Ítalo Calvino possui uma vasta obra, onde seu livro mais popular chama-se “As cidades invisíveis”. Muitos tentam dessa obra se apropriar, devida ou indevidamente. Nem sempre aquilo que transparece parece efetivamente ser. Assim acontece na política, principalmente quando se está em período eleitoral ou pré-eleitoral. Aliás, diria mais: nunca estamos medianamente satisfeitos e só percebemos isso quando há uma mudança de rumo. Para ilustrar a introdução, a passagem abaixo é perfeita.
Em uma pequena cidade americana, ao sul dos Estados Unidos, essencialmente agrícola, que um dia já havia sido celeiro da região, por décadas discutiam-se formas de se desenvolver as potencialidades regionais e locais. No entanto, o pensamento médio conservador, essencialmente republicano, acreditava que o retorno à tradição e aos valores daquele povoado fariam com que, um dia, o desenvolvimento ali se instalasse. Continuaram vivendo assim. Anos e anos. Décadas e décadas acreditando que a simples troca de nomes redundaria em desenvolvimento.
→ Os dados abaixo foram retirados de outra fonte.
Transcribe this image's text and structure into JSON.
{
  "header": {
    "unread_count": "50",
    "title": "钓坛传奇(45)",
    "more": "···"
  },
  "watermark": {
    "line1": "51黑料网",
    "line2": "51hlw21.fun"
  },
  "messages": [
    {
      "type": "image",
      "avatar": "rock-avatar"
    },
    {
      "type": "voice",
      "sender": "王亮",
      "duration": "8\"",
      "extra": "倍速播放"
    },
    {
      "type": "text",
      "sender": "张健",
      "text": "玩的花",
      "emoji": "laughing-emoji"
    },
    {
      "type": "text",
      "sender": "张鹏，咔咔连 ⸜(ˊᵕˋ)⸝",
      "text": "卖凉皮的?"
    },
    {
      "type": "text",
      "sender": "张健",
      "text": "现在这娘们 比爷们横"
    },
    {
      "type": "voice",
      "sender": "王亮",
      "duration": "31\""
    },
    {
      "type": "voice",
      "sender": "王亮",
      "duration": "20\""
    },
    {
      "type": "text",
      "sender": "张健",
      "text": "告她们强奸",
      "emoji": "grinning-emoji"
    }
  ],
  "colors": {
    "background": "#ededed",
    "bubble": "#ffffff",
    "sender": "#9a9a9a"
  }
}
Um belo dia um negro ganhou as eleições. Foi o caos. Aquela sociedade conservadora, composta essencialmente por produtores endividados, esperançosos de um dia verem retornar os tempos auspiciosos de outrora, teriam que conviver com um negro pobre, sem berço, sem tradição. Era o fim dos tempos, bradavam as senhoras, rumando para seus chás beneficentes. Para aquela sociedade, tradicional, só “prestava” quem fosse rico de berço. Não lhes interessava que o negro tornara-se um próspero comerciante. O preconceito racial e cultural pesava mais alto.
Pois bem. O novo administrador lutou contra tudo e contra todos. Conseguiu gerar desenvolvimento, emprego, melhorou a renda de boa parte da comunidade. Conseguiu trazer escolas e até faculdades. Pecou pelo excesso. E pela desídia em determinados momentos. Mas obstinado foi até o fim. A sociedade passou a lhe “respeitar”, não obstante jamais ter sido considerado como um dos deles. Torciam, agora calados, pela sua desgraça. Já tinham conseguido tudo e precisavam dele se livrar. Mas isso nunca foi uma tarefa fácil. E novas derrotas viriam. Calvino certa feita disse: “Quando tenho mais idéias do que os outros, dou-lhe essas idéias, se aceitam; e isso é comandar”. Este texto tem a pretensão de ser uma crônica e qualquer semelhança com a realidade é uma mera coincidência. Escrevi e assino embaixo.